Actualités : AFFAIRE CP-ARCELORMITTAL EL-HADJAR
Demande de la levée de l’immunité parlementaire pour Menadi


Les sept ex-membres, dont le président, du Comité de participation (CP) de l’entreprise ArcelorMittal El-Hadjar, condamnés le 16 mars 2010 à des peines de prison allant de 4 ans ferme à 18 mois avec sursis, seront une nouvelle fois cités à la barre.
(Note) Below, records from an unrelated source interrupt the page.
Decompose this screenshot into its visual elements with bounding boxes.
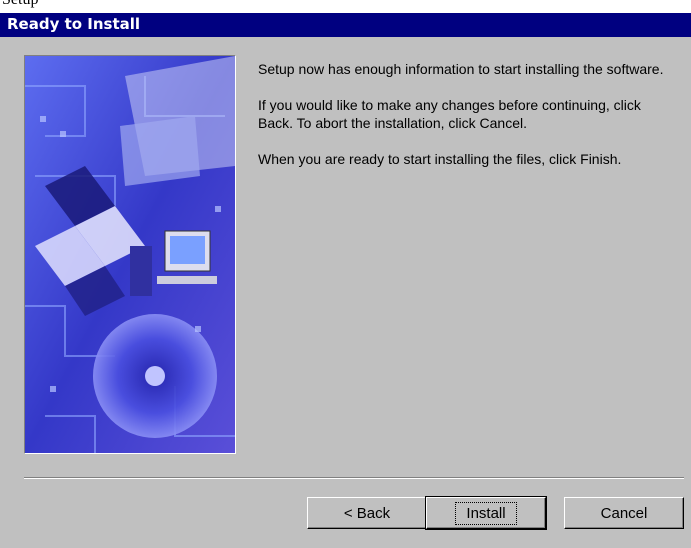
page-fragment-text: Setup <box>2 0 38 9</box>
message-paragraph-1: Setup now has enough information to star… <box>258 61 664 77</box>
dialog-title: Ready to Install <box>7 15 141 33</box>
back-button[interactable]: < Back <box>307 497 427 529</box>
banner-graphic <box>25 56 235 453</box>
button-separator <box>24 477 684 479</box>
wizard-message: Setup now has enough information to star… <box>258 60 678 186</box>
install-button-label: Install <box>455 501 517 525</box>
page-top-strip: Setup <box>0 0 691 13</box>
message-paragraph-2: If you would like to make any changes be… <box>258 97 641 131</box>
message-paragraph-3: When you are ready to start installing t… <box>258 151 622 167</box>
install-button[interactable]: Install <box>425 496 547 530</box>
setup-wizard-banner-icon <box>24 55 236 454</box>
dialog-titlebar: Ready to Install <box>0 13 691 39</box>
cancel-button[interactable]: Cancel <box>564 497 684 529</box>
Pour la première affaire, le préjudice dont ont été victimes les travailleurs est de 3 milliards de dinars (prêts sociaux, habillement des travailleurs, sorties et excursions, subventions accordées aux clubs de football de l’USM Annaba et USM Drean). Celui pour lequel ils comparaissent, ces derniers jours, porte sur des marchés de gré à gré d’un montant de 720 millions de dinars par an durant la période allant de 2002 à 2007. Ce montant représente les factures d’un fournisseur concernant des équipements électroménagers dont des micro-ordinateurs, des téléviseurs et des machines à laver…, destinés aux travailleurs. Non seulement ces derniers achetaient auprès des œuvres sociales ces équipements à des prix plus élevés, mais ils payaient 17 % de taxe sur la valeur ajoutée (TVA), alors qu’il s’agit d’œuvres sociales exonérées d’impôts. Ces anomalies ont été relevées par les enquêteurs et confirmées par l’expertise judiciaire. Cette même expertise mettra au jour d’autres malversations et détournements du fonds des œuvres sociales. Pour cette deuxième affaire, le même nom du principal auteur revient constamment dans le procès-verbal d’enquête à l’origine de la citation à comparaître de tous les mis en cause, à savoir les ex-membres du CP déjà condamnés dans la première affaire. Quant à Aïssa Menadi, ex-secrétaire général du conseil syndical de 1999 à 2009, nommément cité par l’expertise, les enquêteurs et ses anciens camarades du même CP, il ne pouvait faire l’objet d’une quelconque convocation pour être entendu par le magistrat instructeur, immunité parlementaire oblige, de par sa qualité de député à l’Assemblée populaire nationale (APN), indiquent des sources proches des milieux judiciaires. D’où la procédure de demande de la levée de cette immunité transmise ces derniers jours au président de l’APN, via le procureur général près la cour de justice d’Annaba. Les arguments justifiant cette démarche ont été mentionnés dans cette demande. Ils sont appuyés par les procès-verbaux des auditions des autres mis en cause et surtout par l’expertise judiciaire. Les ex-membres du CP mis en cause dans cette deuxième affaire, beaucoup plus importante en termes de préjudice financier que la première, seront jugés sans avoir à attendre la décision de l’APN, qui prendra le temps nécessaire pour que les élus de la première chambre du Parlement étudient la question.